ECLI:NL:RBZWB:2025:28
Rechtbank Zeeland-West-Brabant
- Eerste aanleg - enkelvoudig
- Rechtspraak.nl
Niet-ontvankelijkheid van beroep wegens ontbreken machtiging
Op 6 januari 2025 heeft de Rechtbank Zeeland-West-Brabant uitspraak gedaan in de zaken BRE 23/3570 en 23/3571. De rechtbank behandelt de beroepen van belanghebbende, die betrekking hebben op de voorlopige aanslag inkomstenbelasting en premie volksverzekeringen over het jaar 2020, en de voorlopige aanslag inkomensafhankelijke bijdrage zorgverzekeringswet over hetzelfde jaar. De rechtbank oordeelt dat de beroepen kennelijk niet-ontvankelijk zijn, omdat de gestelde gemachtigde geen machtiging heeft ingediend om namens belanghebbende beroep in te stellen. Dit verzuim is niet tijdig hersteld, ondanks herhaalde verzoeken van de rechtbank om de machtiging in te dienen. De rechtbank legt uit dat het indienen van een machtiging noodzakelijk is om te kunnen optreden namens een ander.

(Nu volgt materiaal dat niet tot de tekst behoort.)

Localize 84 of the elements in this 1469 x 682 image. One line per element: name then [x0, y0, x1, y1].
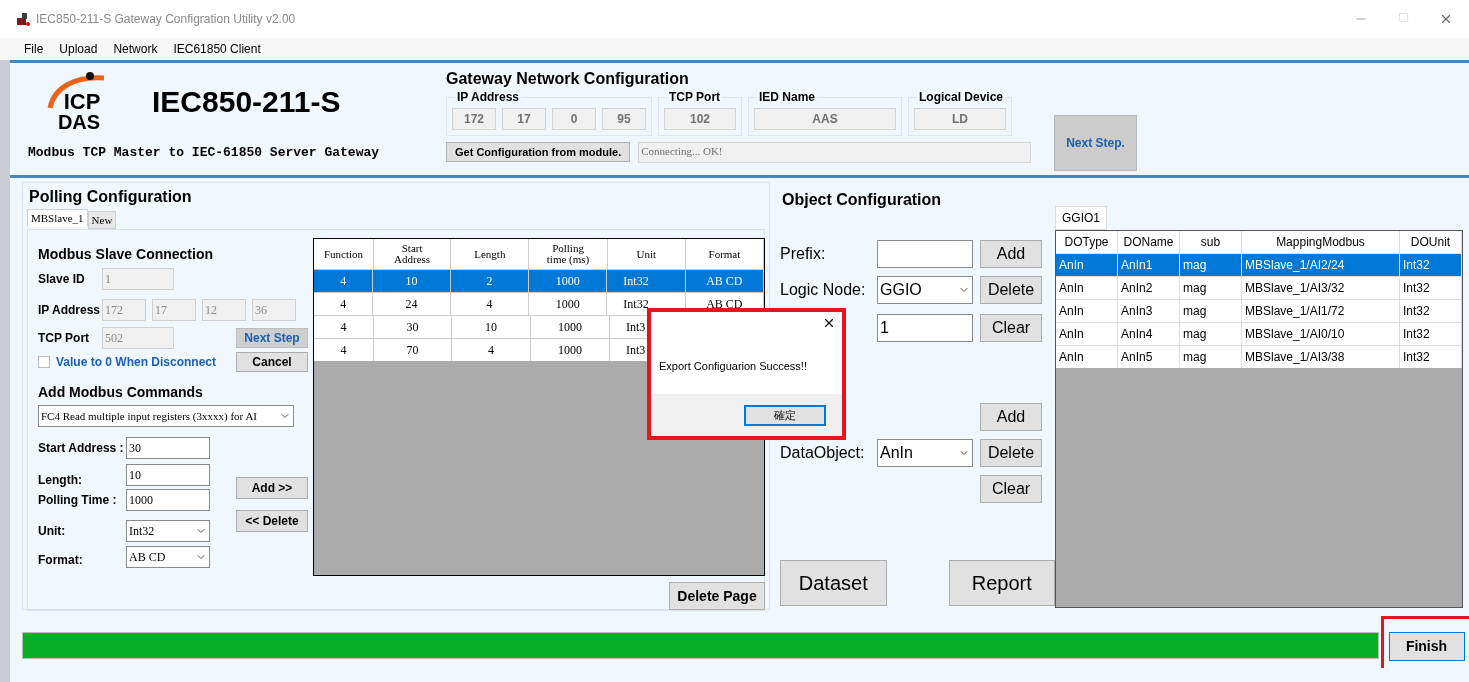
- function-dropdown[interactable]: FC4 Read multiple input registers (3xxxx) for AI: [38, 405, 294, 427]
- field-label: Length:: [38, 472, 83, 489]
- field-label: Start Address :: [38, 440, 125, 457]
- table-row[interactable]: AnIn AnIn5 mag MBSlave_1/AI3/38 Int32: [1056, 345, 1462, 368]
- table-row[interactable]: AnIn AnIn2 mag MBSlave_1/AI3/32 Int32: [1056, 276, 1462, 299]
- close-icon[interactable]: [822, 316, 836, 330]
- add-button[interactable]: Add: [980, 240, 1042, 268]
- window-title: IEC850-211-S Gateway Configration Utility v2.00: [36, 11, 296, 28]
- product-title: IEC850-211-S: [152, 83, 341, 120]
- table-row[interactable]: AnIn AnIn3 mag MBSlave_1/AI1/72 Int32: [1056, 299, 1462, 322]
- field-label: DataObject:: [780, 443, 866, 463]
- ok-button[interactable]: 確定: [744, 404, 826, 426]
- data-object-dropdown[interactable]: AnIn: [877, 439, 973, 467]
- finish-button[interactable]: Finish: [1388, 632, 1465, 661]
- tab[interactable]: New: [87, 211, 117, 229]
- table-row[interactable]: 4 24 4 1000 Int32 AB CD: [314, 292, 764, 315]
- port-field[interactable]: 102: [664, 108, 736, 130]
- ip-octet-field[interactable]: 172: [452, 108, 496, 130]
- add-button[interactable]: Add >>: [236, 477, 308, 499]
- checkbox[interactable]: [38, 356, 50, 368]
- delete-button[interactable]: << Delete: [236, 510, 308, 532]
- table-cell: 70: [374, 339, 452, 361]
- table-cell: Int32: [1400, 346, 1462, 368]
- field-label: Logic Node:: [780, 280, 867, 300]
- unit-dropdown[interactable]: Int32: [126, 520, 210, 542]
- polling-time-field[interactable]: 1000: [126, 489, 210, 511]
- company-logo: ICP DAS: [44, 70, 114, 132]
- table-cell: AnIn: [1056, 346, 1118, 368]
- group-label: Logical Device: [917, 89, 1006, 105]
- app-icon: [16, 12, 30, 26]
- field-label: Slave ID: [38, 271, 86, 288]
- status-field: Connecting... OK!: [638, 142, 1032, 163]
- logical-device-field[interactable]: LD: [914, 108, 1006, 130]
- report-button[interactable]: Report: [948, 560, 1055, 606]
- checkbox-label: Value to 0 When Disconnect: [56, 354, 217, 371]
- field-label: Polling Time :: [38, 492, 118, 509]
- table-cell: 4: [314, 339, 374, 361]
- table-cell: 1000: [531, 339, 610, 361]
- tab[interactable]: GGIO1: [1055, 206, 1107, 230]
- length-field[interactable]: 10: [126, 464, 210, 486]
- menu-item[interactable]: Upload: [59, 40, 98, 58]
- field-label: IP Address: [38, 302, 102, 319]
- ip-octet-field[interactable]: 95: [602, 108, 646, 130]
- subsection-title: Modbus Slave Connection: [38, 245, 214, 264]
- menu-item[interactable]: IEC61850 Client: [173, 40, 261, 58]
- instance-field[interactable]: 1: [877, 314, 973, 342]
- section-title: Polling Configuration: [29, 187, 193, 207]
- format-dropdown[interactable]: AB CD: [126, 546, 210, 568]
- ied-name-field[interactable]: AAS: [754, 108, 896, 130]
- add-button[interactable]: Add: [980, 403, 1042, 431]
- table-cell: mag: [1180, 346, 1242, 368]
- logic-node-dropdown[interactable]: GGIO: [877, 276, 973, 304]
- table-row[interactable]: AnIn AnIn4 mag MBSlave_1/AI0/10 Int32: [1056, 322, 1462, 345]
- get-configuration-button[interactable]: Get Configuration from module.: [446, 142, 631, 162]
- field-label: Format:: [38, 552, 84, 569]
- section-title: Object Configuration: [782, 190, 943, 210]
- delete-page-button[interactable]: Delete Page: [669, 582, 765, 610]
- clear-button[interactable]: Clear: [980, 475, 1042, 503]
- cancel-button[interactable]: Cancel: [236, 352, 308, 372]
- ip-octet-field[interactable]: 0: [552, 108, 596, 130]
- start-address-field[interactable]: 30: [126, 437, 210, 459]
- dataset-button[interactable]: Dataset: [780, 560, 887, 606]
- clear-button[interactable]: Clear: [980, 314, 1042, 342]
- field-label: Unit:: [38, 523, 67, 540]
- field-label: Prefix:: [780, 244, 827, 264]
- table-row[interactable]: 4 10 2 1000 Int32 AB CD: [314, 269, 764, 292]
- section-title: Gateway Network Configuration: [446, 69, 690, 89]
- ip-octet-field[interactable]: 17: [502, 108, 546, 130]
- dialog-message: Export Configuarion Success!!: [658, 359, 808, 374]
- table-row[interactable]: AnIn AnIn1 mag MBSlave_1/AI2/24 Int32: [1056, 253, 1462, 276]
- tab[interactable]: MBSlave_1: [27, 209, 88, 227]
- field-label: TCP Port: [38, 330, 91, 347]
- subsection-title: Add Modbus Commands: [38, 383, 204, 402]
- menu-item[interactable]: Network: [113, 40, 158, 58]
- next-step-button[interactable]: Next Step.: [1054, 115, 1137, 171]
- product-subtitle: Modbus TCP Master to IEC-61850 Server Gateway: [28, 144, 381, 162]
- table-cell: 4: [452, 339, 531, 361]
- prefix-field[interactable]: [877, 240, 973, 268]
- delete-button[interactable]: Delete: [980, 439, 1042, 467]
- table-cell: MBSlave_1/AI3/38: [1242, 346, 1400, 368]
- menu-item[interactable]: File: [24, 40, 44, 58]
- table-cell: AnIn5: [1118, 346, 1180, 368]
- delete-button[interactable]: Delete: [980, 276, 1042, 304]
- next-step-button[interactable]: Next Step: [236, 328, 308, 348]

Aangezien de gemachtigde geen machtiging heeft overgelegd en geen verontschuldiging voor het verzuim heeft gegeven, verklaart de rechtbank de beroepen niet-ontvankelijk. Dit betekent dat de rechtbank de beroepen niet inhoudelijk beoordeelt en dat de bestreden besluiten in stand blijven. Er is geen aanleiding voor een proceskostenveroordeling. De uitspraak is openbaar gemaakt en partijen zijn geïnformeerd over de mogelijkheid tot verzet tegen deze uitspraak.